よしひろう:「親父さん、大丈夫っすか?(苦笑)」
リズの親父さん:「娘のためだ!大丈夫だ!!」
泣きながらそう答えるリズの親父さん。
リズのお母さんも店先に出てきた。
リズのお母さんと会うのは初めてだ。
リズのお母さん:「娘の事をよろしくお願いします。」
と、丁寧にお辞儀をするリズのお母さん。
よしひろう:「お任せください!」
よしひろう:「で、リズ?荷物は?」
とリズに聞くと、リズは一旦店の奥に戻り、大きなリュックを背負って出てきた。
なんか、鍋やらヤカンやらがぶら下がっているが…
さすがにそれは要らないだろうと思いつつも…
そこは突っ込まないでおこう。
リズのお母さん:「着いたら手紙を頂戴ね。」
リズ:「うん!」
リズの親父さん:「欲しい物があったら言うんだぞ、送ってやるからな(涙)」
リズ:「泣くなよ。
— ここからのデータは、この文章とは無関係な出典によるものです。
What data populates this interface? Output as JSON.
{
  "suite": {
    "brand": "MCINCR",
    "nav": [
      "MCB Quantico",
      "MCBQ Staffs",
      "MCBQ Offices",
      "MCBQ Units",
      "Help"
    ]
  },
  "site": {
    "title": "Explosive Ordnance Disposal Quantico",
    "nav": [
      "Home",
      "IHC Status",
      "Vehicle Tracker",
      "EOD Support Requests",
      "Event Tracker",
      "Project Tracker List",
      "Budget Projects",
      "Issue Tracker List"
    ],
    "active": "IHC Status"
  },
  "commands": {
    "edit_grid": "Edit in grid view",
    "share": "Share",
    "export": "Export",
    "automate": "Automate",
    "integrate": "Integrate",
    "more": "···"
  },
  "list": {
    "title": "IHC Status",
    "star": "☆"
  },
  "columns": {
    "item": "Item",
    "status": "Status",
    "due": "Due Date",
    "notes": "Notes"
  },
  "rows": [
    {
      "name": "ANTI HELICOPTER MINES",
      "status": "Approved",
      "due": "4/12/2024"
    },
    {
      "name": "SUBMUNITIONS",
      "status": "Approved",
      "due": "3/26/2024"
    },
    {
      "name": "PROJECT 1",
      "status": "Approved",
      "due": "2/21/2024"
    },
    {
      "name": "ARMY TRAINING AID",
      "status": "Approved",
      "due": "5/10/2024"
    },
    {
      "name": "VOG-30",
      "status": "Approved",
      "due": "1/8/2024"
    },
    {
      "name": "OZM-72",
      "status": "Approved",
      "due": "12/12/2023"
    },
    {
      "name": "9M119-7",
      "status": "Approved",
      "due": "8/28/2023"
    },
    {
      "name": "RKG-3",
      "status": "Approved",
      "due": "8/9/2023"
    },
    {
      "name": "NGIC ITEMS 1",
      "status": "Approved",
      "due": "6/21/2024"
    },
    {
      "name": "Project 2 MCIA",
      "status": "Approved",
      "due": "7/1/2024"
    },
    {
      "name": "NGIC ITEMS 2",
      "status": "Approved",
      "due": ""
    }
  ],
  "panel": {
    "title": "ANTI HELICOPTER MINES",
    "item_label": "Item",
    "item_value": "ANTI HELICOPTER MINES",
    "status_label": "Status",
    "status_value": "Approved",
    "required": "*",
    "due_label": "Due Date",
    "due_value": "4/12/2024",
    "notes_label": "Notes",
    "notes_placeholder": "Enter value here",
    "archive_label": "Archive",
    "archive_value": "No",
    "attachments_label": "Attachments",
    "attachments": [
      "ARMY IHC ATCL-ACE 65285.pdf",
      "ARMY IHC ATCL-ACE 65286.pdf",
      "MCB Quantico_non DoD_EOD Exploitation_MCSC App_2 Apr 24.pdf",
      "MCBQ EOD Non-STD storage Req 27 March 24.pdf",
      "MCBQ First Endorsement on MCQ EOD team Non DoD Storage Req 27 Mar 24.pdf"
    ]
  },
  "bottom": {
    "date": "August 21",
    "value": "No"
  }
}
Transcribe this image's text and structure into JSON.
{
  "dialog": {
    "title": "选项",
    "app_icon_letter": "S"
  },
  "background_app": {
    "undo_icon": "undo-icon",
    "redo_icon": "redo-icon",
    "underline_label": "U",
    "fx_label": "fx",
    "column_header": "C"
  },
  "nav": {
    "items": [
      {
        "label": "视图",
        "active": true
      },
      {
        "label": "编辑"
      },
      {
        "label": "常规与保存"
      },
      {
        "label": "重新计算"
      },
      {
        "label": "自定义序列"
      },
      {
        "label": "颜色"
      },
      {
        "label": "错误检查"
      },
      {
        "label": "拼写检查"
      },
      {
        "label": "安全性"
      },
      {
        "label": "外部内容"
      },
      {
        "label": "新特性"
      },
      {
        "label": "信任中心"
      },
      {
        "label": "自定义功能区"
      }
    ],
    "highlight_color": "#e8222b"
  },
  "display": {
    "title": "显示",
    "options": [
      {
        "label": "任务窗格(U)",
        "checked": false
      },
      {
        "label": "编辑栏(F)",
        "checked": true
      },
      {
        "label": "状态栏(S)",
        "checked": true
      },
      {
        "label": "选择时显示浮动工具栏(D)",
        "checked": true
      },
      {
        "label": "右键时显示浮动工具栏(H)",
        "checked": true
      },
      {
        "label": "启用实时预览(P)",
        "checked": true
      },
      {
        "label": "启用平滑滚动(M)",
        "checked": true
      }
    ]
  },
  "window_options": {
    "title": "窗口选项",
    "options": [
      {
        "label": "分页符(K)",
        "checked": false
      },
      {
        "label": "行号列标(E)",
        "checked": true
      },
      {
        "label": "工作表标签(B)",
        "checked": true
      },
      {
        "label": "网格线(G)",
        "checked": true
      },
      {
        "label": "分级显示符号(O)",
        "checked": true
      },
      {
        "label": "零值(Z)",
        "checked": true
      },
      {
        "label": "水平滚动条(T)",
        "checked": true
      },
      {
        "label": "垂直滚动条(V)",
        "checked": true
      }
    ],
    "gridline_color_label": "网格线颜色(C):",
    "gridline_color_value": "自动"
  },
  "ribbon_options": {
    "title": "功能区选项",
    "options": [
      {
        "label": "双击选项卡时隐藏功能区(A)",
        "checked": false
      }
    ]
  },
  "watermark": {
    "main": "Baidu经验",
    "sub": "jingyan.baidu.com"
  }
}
みっともない(苦笑)」
親子の別れの挨拶も終わり、いよいよ飛び立つ時が来た。
屈んでリズを背負う僕。
よしひろう:「それじゃ、行ってきます!」
リズの親父さん:「頼んだぞ!兄ちゃん!!」
「はい!」と頷き、リズを背負って空へと舞い上がる。
手を振って別れを惜しむリズの親父さんとお母さん
。
リズも両親が見えなくなるまで手を振っていた。
よしひろう:「空を飛ぶの、怖くないか?」
リズ:「怖くないよ。兄ちゃんと一緒だからかな?」
よしひろう:「新しい生活が始まるけど大丈夫か?」
リズ:「エリーもいるから大丈夫だよっ」
このリズの楽天的なところは見習わないとなと思う。
しばらく飛ぶと、先程助けてやった隊商が王都への道を順調に進んでいるのが見えた。
リズ:「あの人達も王都に向かってるのかな?」
よしひろう:「ああ。きっとそうだよ。」
リズ:「みんな新しい一歩を歩いているんだね…」
よしひろう:「リズもな…」
リズ:「うん!」
よしひろう:「何かあったら助け合おうな!」
リズ:「うん!!」
王都に到着し、挨拶代わりにエリーの部屋の周りを数周旋回した。
エリーとエルマがそれに気づいて手を振ってくれる。
リズも手を振ってそれに応える。
一人の少女の小さくて大きな一歩を祝おうではないか。
それが良い旅でありますように。
僕は心からそう願うのであった。